The last decade has seen considerable advances in our understanding of the demographics and natural history of benign prostatic hyperplasia (BPH). It is increasingly clear that identifying men with progressive disease could have clinical utility in directing therapy to those most likely to benefit from a preventive approach.
There is an emerging body of knowledge revealing that BPH is a progressive condition in many men. Longitudinal studies and the placebo arms of clinical trials used endpoints such as increases in PV, deterioration of urinary flow, and acute urinary retention (AUR) to demonstrate the progressive nature of BPH.
Patients with BPH who are likely to have progression of symptoms can be identified by analyzing PV and prostate-specific antigen (PSA) level.

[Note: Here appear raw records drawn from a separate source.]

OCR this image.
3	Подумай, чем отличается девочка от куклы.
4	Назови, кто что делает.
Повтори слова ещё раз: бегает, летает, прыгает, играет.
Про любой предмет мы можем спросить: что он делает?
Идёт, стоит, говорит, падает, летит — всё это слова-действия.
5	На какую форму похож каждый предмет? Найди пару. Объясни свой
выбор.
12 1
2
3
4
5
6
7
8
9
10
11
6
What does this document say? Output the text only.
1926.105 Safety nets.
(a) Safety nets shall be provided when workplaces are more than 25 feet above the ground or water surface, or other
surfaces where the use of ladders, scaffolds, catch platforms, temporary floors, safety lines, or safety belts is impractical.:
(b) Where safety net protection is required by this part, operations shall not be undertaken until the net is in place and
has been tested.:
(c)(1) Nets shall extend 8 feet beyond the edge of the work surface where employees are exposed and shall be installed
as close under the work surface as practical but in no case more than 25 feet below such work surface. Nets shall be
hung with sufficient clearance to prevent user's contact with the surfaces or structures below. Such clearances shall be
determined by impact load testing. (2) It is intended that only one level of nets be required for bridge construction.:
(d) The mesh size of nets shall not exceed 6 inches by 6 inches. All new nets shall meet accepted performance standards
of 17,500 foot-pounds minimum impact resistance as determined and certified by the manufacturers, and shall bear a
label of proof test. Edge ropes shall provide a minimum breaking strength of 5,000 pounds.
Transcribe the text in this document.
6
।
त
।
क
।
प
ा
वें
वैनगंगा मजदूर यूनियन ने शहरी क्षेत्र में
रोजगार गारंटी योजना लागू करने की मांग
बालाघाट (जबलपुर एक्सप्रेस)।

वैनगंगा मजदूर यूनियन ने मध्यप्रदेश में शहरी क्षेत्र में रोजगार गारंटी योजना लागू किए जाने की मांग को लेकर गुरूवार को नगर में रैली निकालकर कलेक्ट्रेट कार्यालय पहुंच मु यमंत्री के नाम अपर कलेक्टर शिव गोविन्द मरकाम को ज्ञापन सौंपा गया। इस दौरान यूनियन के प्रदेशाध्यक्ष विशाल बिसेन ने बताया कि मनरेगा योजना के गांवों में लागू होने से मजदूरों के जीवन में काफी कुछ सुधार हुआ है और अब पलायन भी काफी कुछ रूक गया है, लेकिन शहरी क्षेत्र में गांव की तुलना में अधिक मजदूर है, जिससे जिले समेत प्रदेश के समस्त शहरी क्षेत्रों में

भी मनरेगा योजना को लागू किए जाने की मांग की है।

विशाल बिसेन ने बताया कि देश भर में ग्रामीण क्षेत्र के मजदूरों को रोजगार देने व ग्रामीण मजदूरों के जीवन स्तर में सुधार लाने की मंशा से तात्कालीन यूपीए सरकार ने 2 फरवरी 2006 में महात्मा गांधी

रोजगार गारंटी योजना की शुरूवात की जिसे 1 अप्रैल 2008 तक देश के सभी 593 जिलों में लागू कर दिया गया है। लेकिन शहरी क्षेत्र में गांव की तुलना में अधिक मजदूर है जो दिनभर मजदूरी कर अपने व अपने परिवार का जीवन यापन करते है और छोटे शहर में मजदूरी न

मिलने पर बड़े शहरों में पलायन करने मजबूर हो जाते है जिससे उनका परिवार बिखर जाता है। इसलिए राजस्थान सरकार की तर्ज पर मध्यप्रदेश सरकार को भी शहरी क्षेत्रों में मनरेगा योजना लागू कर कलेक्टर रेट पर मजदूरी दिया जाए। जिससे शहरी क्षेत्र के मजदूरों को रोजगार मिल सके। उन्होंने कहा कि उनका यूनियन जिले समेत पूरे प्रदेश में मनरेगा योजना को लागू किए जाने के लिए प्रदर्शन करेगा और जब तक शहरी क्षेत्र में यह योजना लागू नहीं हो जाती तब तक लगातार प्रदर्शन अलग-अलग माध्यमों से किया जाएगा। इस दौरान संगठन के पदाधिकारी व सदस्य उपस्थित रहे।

Serum PSA levels have been shown to have predictive value for increases in PV, deterioration in peak urinary flow rate, increases in lower urinary tract symptoms, and decreases in quality of life, as well as for the risk of AUR and the need for BPH-related surgery. Transrectal ultrasound and magnetic resonance imaging are the most accurate methods for estimating PV.
The use of nontraditional therapies, especially Serenoa repens (saw palmetto), has increased greatly in recent years because of patient dissatisfaction with standard pharmacologic and surgical treatments, increased marketing of nonprescription products through the media and Internet, and a philosophic congruence between alternative therapies and patient values and beliefs. Because phytotherapy is generally associated with few side effects, its role in stemming the progression of BPH is being examined. Further studies comparing phytotherapy with α-blockers and 5α-reductase inhibitors will be helpful.